Arnold Marder spent a sabbatical at Kennedy Space Center last year.

Every year, seniors in the materials science and engineering department’s Failure Analysis course peer through microscopes to learn the variety of ways in which different materials deform and crack.
These students apply their new skills to specimens from machines, factories and buildings that have been damaged in real-life situations.
This spring, Lehigh’s failure-analysis students have a more sobering responsibility. They have been chosen by NASA and the Kennedy Space Center to analyze debris from the Columbia space shuttle, which exploded over the southern U.S. on Feb. 1, 2003, killing all seven astronauts aboard.

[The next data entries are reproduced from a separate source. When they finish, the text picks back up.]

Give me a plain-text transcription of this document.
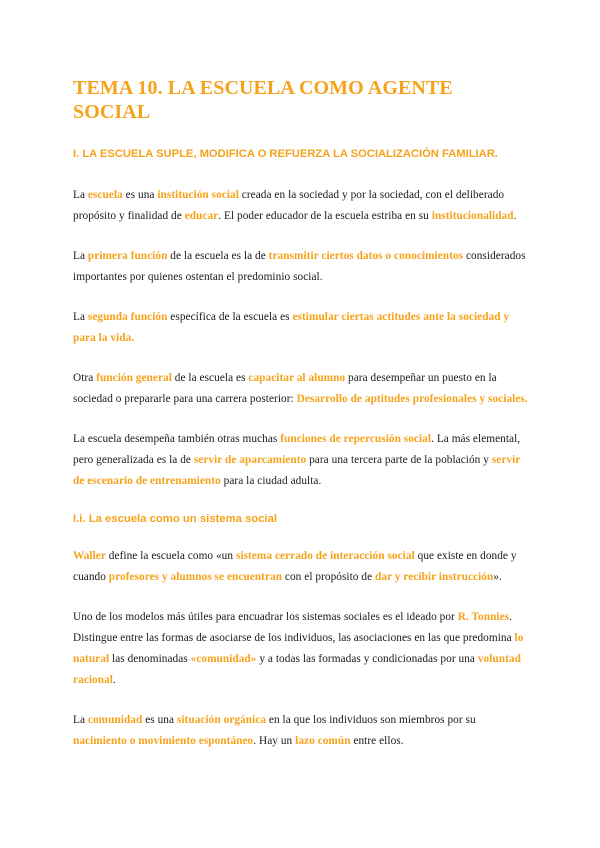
TEMA 10. LA ESCUELA COMO AGENTE SOCIAL
I. LA ESCUELA SUPLE, MODIFICA O REFUERZA LA SOCIALIZACIÓN FAMILIAR.

La escuela es una institución social creada en la sociedad y por la sociedad, con el deliberado propósito y finalidad de educar. El poder educador de la escuela estriba en su institucionalidad.

La primera función de la escuela es la de transmitir ciertos datos o conocimientos considerados importantes por quienes ostentan el predominio social.

La segunda función específica de la escuela es estimular ciertas actitudes ante la sociedad y para la vida.

Otra función general de la escuela es capacitar al alumno para desempeñar un puesto en la sociedad o prepararle para una carrera posterior: Desarrollo de aptitudes profesionales y sociales.

La escuela desempeña también otras muchas funciones de repercusión social. La más elemental, pero generalizada es la de servir de aparcamiento para una tercera parte de la población y servir de escenario de entrenamiento para la ciudad adulta.

I.i. La escuela como un sistema social

Waller define la escuela como «un sistema cerrado de interacción social que existe en donde y cuando profesores y alumnos se encuentran con el propósito de dar y recibir instrucción».

Uno de los modelos más útiles para encuadrar los sistemas sociales es el ideado por R. Tonnies. Distingue entre las formas de asociarse de los individuos, las asociaciones en las que predomina lo natural las denominadas «comunidad» y a todas las formadas y condicionadas por una voluntad racional.

La comunidad es una situación orgánica en la que los individuos son miembros por su nacimiento o movimiento espontáneo. Hay un lazo común entre ellos.
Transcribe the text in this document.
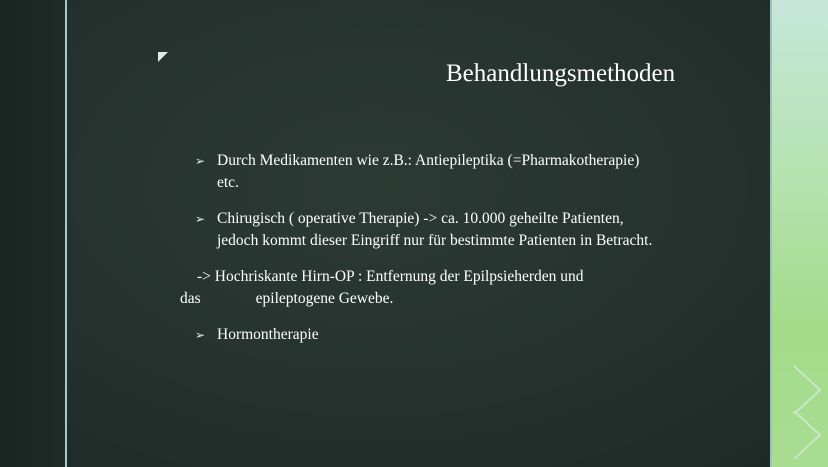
Behandlungsmethoden
➢ Durch Medikamenten wie z.B.: Antiepileptika (=Pharmakotherapie)
etc.
➢ Chirugisch ( operative Therapie) -> ca. 10.000 geheilte Patienten,
jedoch kommt dieser Eingriff nur für bestimmte Patienten in Betracht.
-> Hochriskante Hirn-OP : Entfernung der Epilpsieherden und
das	epileptogene Gewebe.
➢ Hormontherapie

More than 83,000 pieces of the shuttle, weighing 85,000 pounds, were recovered by thousands of U.S. Forest Service employees and volunteers walking shoulder to shoulder through the woods of East Texas and Louisiana. The pieces were catalogued and sealed in plastic bags by NASA workers.
In January, 50 of the pieces, still preserved in their plastic bags, arrived in a large crate at Whitaker Laboratory, where they were promptly locked in a small room inside one of the building’s labs.
Lehigh students become NASA detectives
Lehigh is the first university NASA has asked to analyze debris from the Columbia, says Arnold Marder, professor of materials science and engineering and instructor of the Failure Analysis course.
NASA has determined that the explosion that destroyed the Columbia was caused when a piece of insulating foam spalled, or broke away from the fuel tank during launch, and struck the shuttle’s wing panel. The impact damaged the panel’s thermal protection system, exposing the panel to deadly heat when the shuttle re-entered the Earth’s atmosphere.
Marder says investigators can learn much more by analyzing the Columbia debris.
“How do materials behave under conditions of hypersonic reentry?,” asks Marder. “We don’t know all the answers.”
The spalling of the insulating foam, which is applied in layers to a shuttle’s fuel tank, also concerns Marder.
“This spalling has occurred in 80 percent of all 113 shuttle flights,” says Marder. “And yet only one shuttle has failed. Why is that?”
Marder, who spent a sabbatical with the Kennedy Space Center last spring, proposed to NASA officials that students in his Failure Analysis class be given the chance to analyze debris from the Columbia.
Lehigh’s materials science and engineering department is an ideal site for such a post-mortem, says Marder. The department is one of few in the nation that offers a class in failure analysis. And its microscopy facilities are unrivaled – the department has hosted the world’s most comprehensive microscopy short courses for more than 30 years.
Several Lehigh graduate students flew to Florida during Marder’s sabbatical to consult with NASA officials over the Columbia investigation, as did Arlan Benscoter, a world-renowned metallographer and research scientist in Lehigh’s materials science and engineering department.
The 14 materials science seniors in this spring’s Failure Analysis class, after honing their microscopy techniques, began analyzing the Columbia debris in February.
The professor gave his students their formal charge in one of their first classes.
“You are detectives,” he said. “Your job will be to examine the failure surface, backtrack and determine what were the conditions under which it failed and why it failed.”